Cultivating a pipeline
One of the primary ways Jedson Engineering engages with Cincinnati-area communities is by working with students through internships and job shadowing programs. “We engage with high schools and with colleges as much as we can to encourage students to get into the science and engineering fields,” Abdallah explains, and “this is very important for us because there is a shortage of engineers. One of our interns who just finished their first year of engineering school shared that a large percentage of their class dropped out after the first semester.”
To prevent this level of attrition, Abdallah says that students “need to be ready in high school to get into engineering. That's why we try to engage with our future contributors. We always have a number of interns and co-ops working with us and have found this to be a very effective method of integrating talented new people into our organization.” (Interested people can contact Jedson Engineering through its website.)
Learning from different perspectives
Abdallah began his service with the Cleveland Fed as a member of the Cincinnati Business Advisory Council. “It was very interesting to me to learn from the different perspectives of the council members and what goes on in the Federal Reserve System,” he says. When Abdallah was asked to join the Cincinnati Branch board of directors, he “jumped on the opportunity without hesitation.”
While keeping client information confidential, Abdallah shares with the Cleveland Fed what he’s seeing and hearing in his industry. This insight helps paint a picture of what’s going on with the economy in the Cincinnati area. Abdallah, as head of Jedson Engineering, is in a unique position to provide this information because of the types of businesses with which his company works. Because Jedson Engineering deals with a range of industries—from industrial manufacturing to food and beverage—he gets a wide perspective on the economy. He and his team often get early indications of changes in potential capital investments and consumer spending. For instance, companies often approach Jedson Engineering for studies on the cost of improving a product’s design, something which is spurred by consumer demand, or studies on the cost of bringing a new product to market.
Jedson Engineering’s business is “based on consumers, and that has a direct link to the economy,” he says. “If consumers are buying, our clients want to produce more of what they're buying, and then they come to us for help with that.”
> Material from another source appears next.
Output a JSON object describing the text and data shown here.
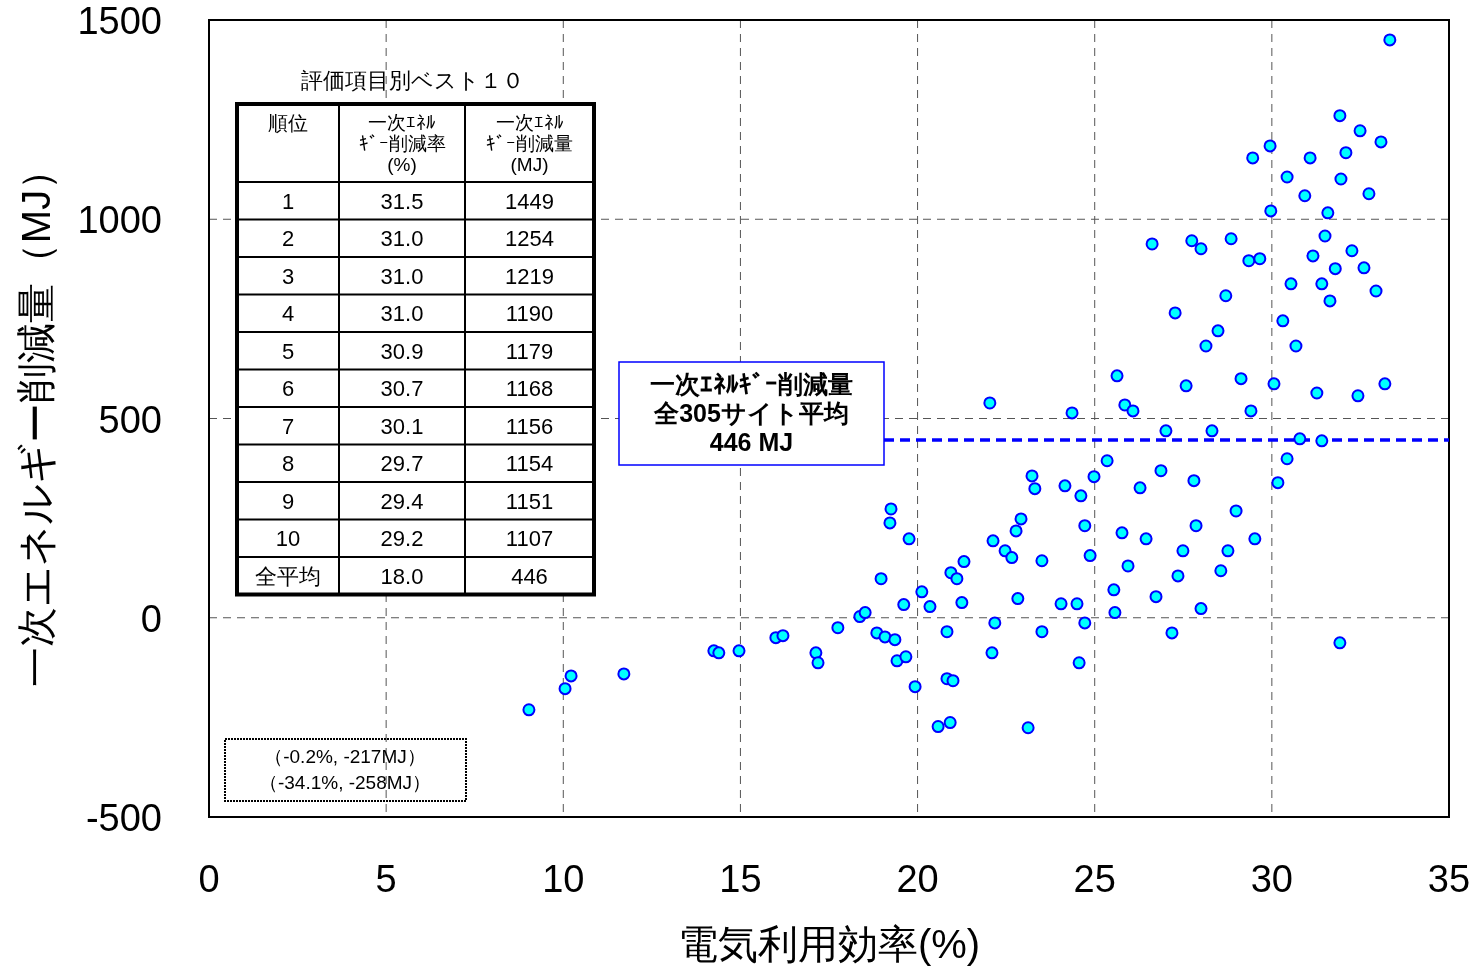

Abdallah enjoys serving on the Bank’s board. He appreciates “the camaraderie with the board members of the Cleveland Fed” and “the resources, the capabilities, and the strength of the economists” in the Federal Reserve System.
Abdallah has a great admiration for entrepreneurs. “They are the lifeblood of every community, small and large,” he explains. Like engineers, they “are all about being constructive and improving things and making things better for everybody. They do amazing things for the community and economy.”
Abdallah and his wife, who is French, first met at school in Beirut when they were both 15 years old. The two started dating during their senior year of high school, but then she moved to France after graduating. Abdallah headed to the United States to attend college, and after graduating, he reconnected with her in the States and then, he says, “I married my high school sweetheart.” They have three daughters; one is in college, one in high school, and one in middle school.